Le doyen des archéologues arabes,
Ali Radwane, vient d’être nommé membre du comité de
préservation de l’héritage international de l’Unesco. Un
poste couronnant quelque 40 ans de carrière.
Inlassable creuseur
A peine arrivé au Conseil suprême des Antiquités, on est là,
à le saluer, lui rendre service ... L’accueil est
chaleureux, témoignant du respect au doyen des archéologues,
Ali Radwane. Puis, dans le bureau du chef des antiquités
égyptiennes, Zahi Hawas, un secrétaire le reçoit
cordialement : « Vous êtes le bienvenu, il n’a pas de
visiteurs ». Hawas a été l’un de ses disciples dans le
temps, et aujourd’hui un vrai ami. L’accueil est suivi de
grandes félicitations, puisque Radwane vient de devenir
membre du comité de préservation de l’héritage international
auprès de l’Unesco. « Le comité regroupe 21 pays, lesquels
œuvrent pour la protection des sites archéologiques de par
le monde. C’est un des plus anciens comités de l’Unesco, qui
date de 1976. La qualité de membre est un honneur, non pas
pour la personne, mais pour le pays. C’est pour cela que
j’étais au comble de ma joie le jour des résultats. Je serai
là pour représenter l’Egypte et le monde arabe », dit-il,
évoquant le bonheur qu’il a connu ces derniers jours.

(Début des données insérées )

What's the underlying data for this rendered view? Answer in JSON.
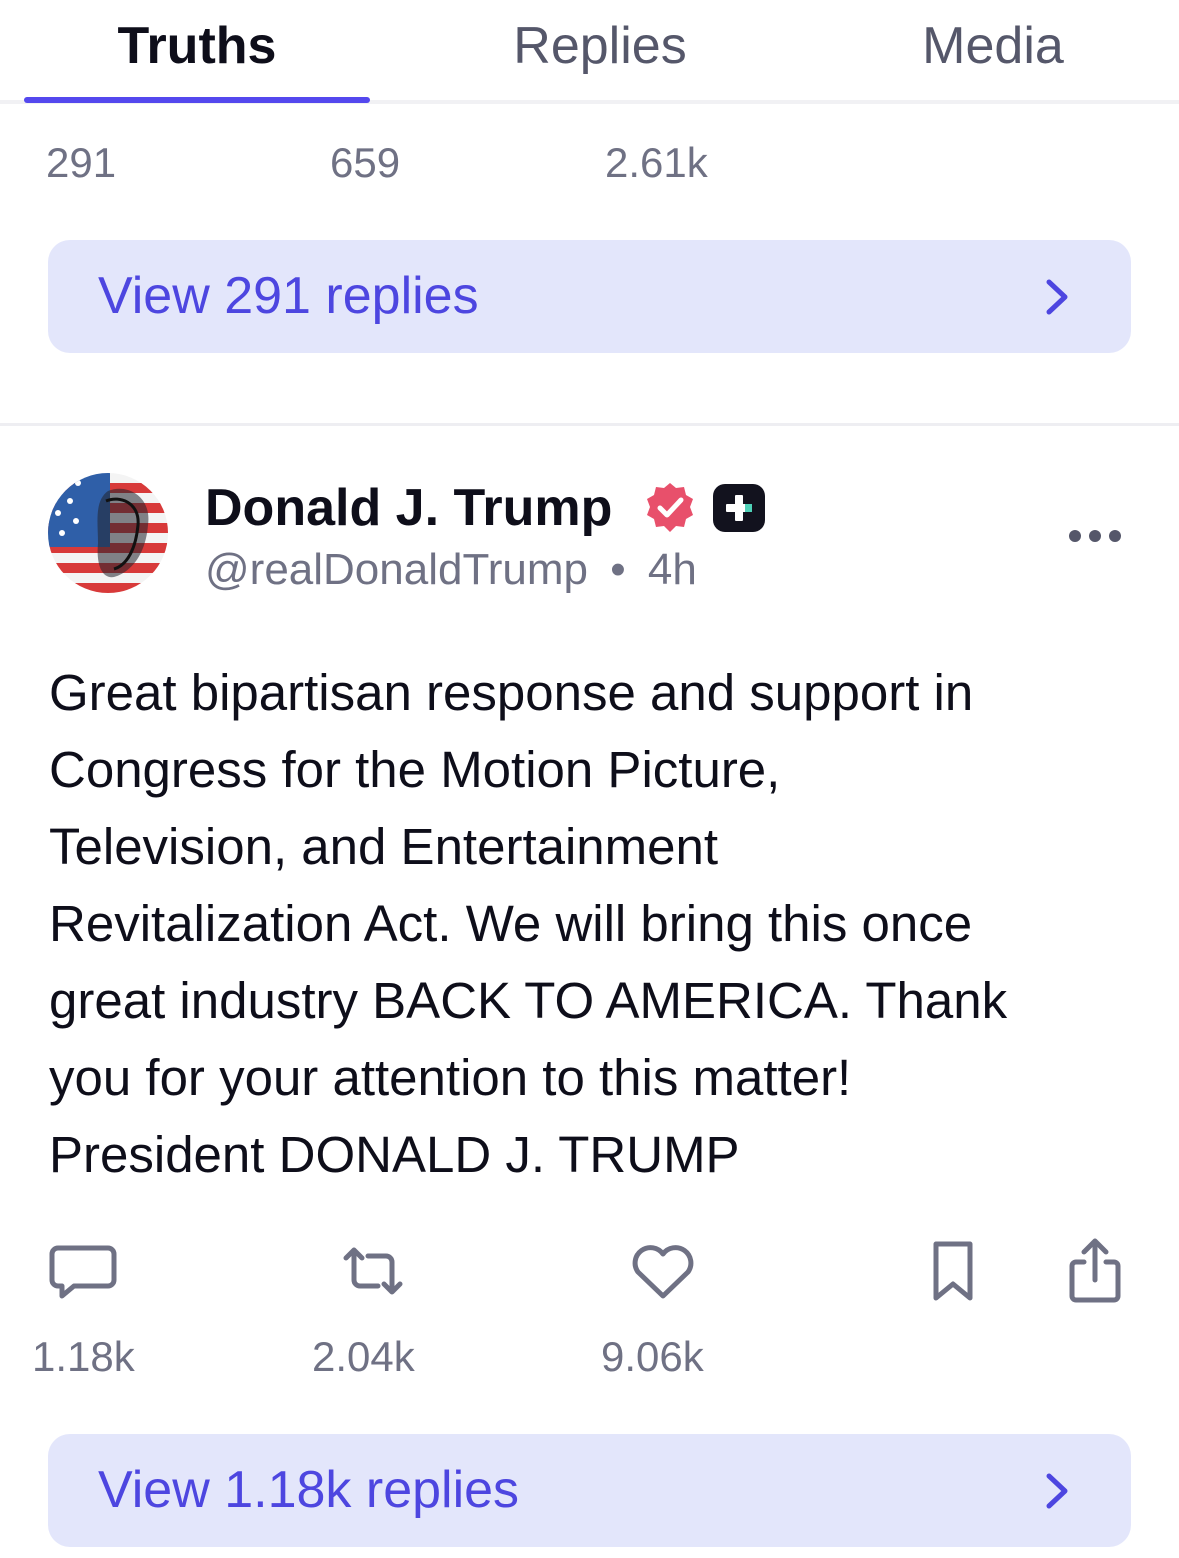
{
  "tabs": {
    "items": [
      {
        "label": "Truths",
        "active": true
      },
      {
        "label": "Replies",
        "active": false
      },
      {
        "label": "Media",
        "active": false
      }
    ],
    "accent_color": "#5448ee"
  },
  "previous_post": {
    "counts": [
      "291",
      "659",
      "2.61k"
    ],
    "view_replies_label": "View 291 replies"
  },
  "post": {
    "author": {
      "display_name": "Donald J. Trump",
      "handle": "@realDonaldTrump",
      "separator": "•",
      "time_ago": "4h",
      "verified_icon": "verified-badge-icon",
      "plus_icon": "truth-plus-icon"
    },
    "body": "Great bipartisan response and support in\nCongress for the Motion Picture,\nTelevision, and Entertainment\nRevitalization Act. We will bring this once\ngreat industry BACK TO AMERICA. Thank\nyou for your attention to this matter!\nPresident DONALD J. TRUMP",
    "actions": {
      "reply_count": "1.18k",
      "retruth_count": "2.04k",
      "like_count": "9.06k",
      "icons": [
        "reply-icon",
        "retruth-icon",
        "like-icon",
        "bookmark-icon",
        "share-icon"
      ]
    },
    "view_replies_label": "View 1.18k replies"
  },
  "colors": {
    "accent": "#5448ee",
    "reply_bar_bg": "#e3e6fb",
    "reply_bar_text": "#4d46e0",
    "verified": "#e8506b",
    "muted_text": "#6f7184"
  }
}
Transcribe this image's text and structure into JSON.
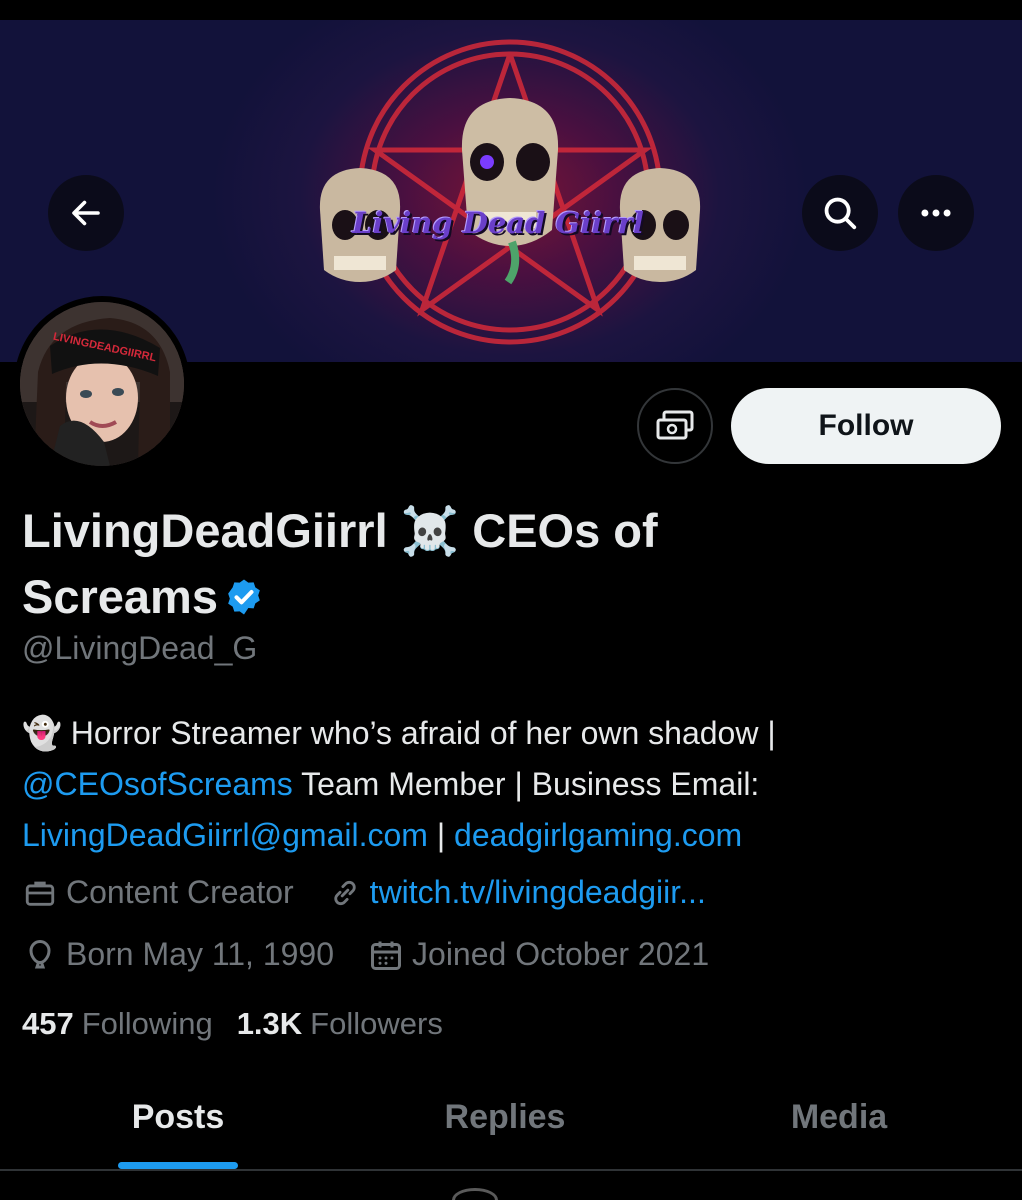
{
  "banner": {
    "logo_text": "Living Dead Giirrl"
  },
  "avatar": {
    "beanie_text": "LIVINGDEADGIIRRL"
  },
  "profile": {
    "display_name": "LivingDeadGiirrl ☠️ CEOs of Screams",
    "handle": "@LivingDead_G",
    "verified": true,
    "follow_label": "Follow"
  },
  "bio": {
    "emoji": "👻",
    "text1": " Horror Streamer who’s afraid of her own shadow | ",
    "mention": "@CEOsofScreams",
    "text2": " Team Member | Business Email: ",
    "email": "LivingDeadGiirrl@gmail.com",
    "sep": " | ",
    "website": "deadgirlgaming.com"
  },
  "meta": {
    "category": "Content Creator",
    "link": "twitch.tv/livingdeadgiir...",
    "born": "Born May 11, 1990",
    "joined": "Joined October 2021"
  },
  "stats": {
    "following_count": "457",
    "following_label": "Following",
    "followers_count": "1.3K",
    "followers_label": "Followers"
  },
  "tabs": [
    {
      "label": "Posts",
      "active": true
    },
    {
      "label": "Replies",
      "active": false
    },
    {
      "label": "Media",
      "active": false
    }
  ],
  "colors": {
    "accent": "#1d9bf0",
    "background": "#000000",
    "text_primary": "#e7e9ea",
    "text_secondary": "#71767b"
  }
}
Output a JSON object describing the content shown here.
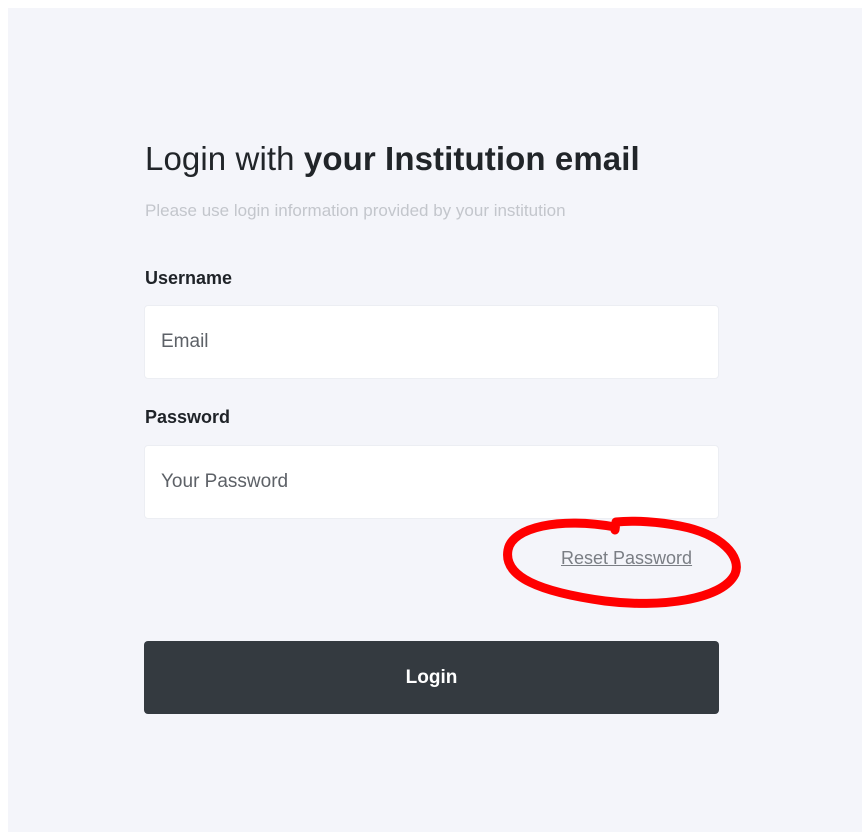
{
  "login_form": {
    "title_regular": "Login with ",
    "title_bold": "your Institution email",
    "subtitle": "Please use login information provided by your institution",
    "username_label": "Username",
    "username_placeholder": "Email",
    "username_value": "",
    "password_label": "Password",
    "password_placeholder": "Your Password",
    "password_value": "",
    "reset_password_link": "Reset Password",
    "login_button": "Login"
  },
  "annotation": {
    "shape": "hand-drawn circle around Reset Password link",
    "color": "#ff0000"
  },
  "colors": {
    "page_background": "#f4f5fa",
    "button_background": "#343a40",
    "subtitle_text": "#c3c6cc",
    "link_text": "#7a7e84"
  }
}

Pendant plus de quarante ans, il a bâti sa réputation
d’homme très direct, clairvoyant, qui ne vise que le bien de
son pays. Archéologue et professeur d’égyptologie, il
n’hésite pas à rouler des yeux furibonds quand le patrimoine
égyptien est en danger. Il s’attaquera fermement et
farouchement aux plus hauts responsables. Ainsi, s’est-il
opposé au projet du ministre de la Culture visant à déplacer
le Musée d’art islamique. Ces derniers temps, d’aucuns lui
ont reproché de se joindre à la cohorte gouvernementale et
d’adhérer aux mêmes points de vue que le ministre de la
Culture et les maîtres archéologues. La presse n’a pas
manqué de s’attaquer à Ali Radwane. Mais sur un ton calme et
posé, il explique : « Dans le domaine archéologique, ce qui
compte pour moi, c’est de préserver les sites historiques de
mon pays. Autrefois, je m’opposais directement à une
question ou un point de vue incorrect en tant qu’homme ayant
une grande expérience dans ce domaine. Mais quand l’action
des responsables n’est pas sans promouvoir ce domaine, je
n’ai pas de quoi me plaindre, notamment avec la présence de
quelqu’un comme Zahi Hawas, à la tête du Conseil suprême des
antiquités. En plus, étant membre de ce conseil, j’ai le
droit d’intervenir et de stopper n’importe quel projet que
je juge douteux ou inutile ».
Avec un visage sculpté, aux traits sévères, Radwane a l’air
d’un descendant des pharaons. Dès son plus tendre âge, il a
éprouvé de la passion pour le passé et l’Histoire. « Je suis
originaire de la ville d’Al-Tell Al-Kébir (dans le Delta).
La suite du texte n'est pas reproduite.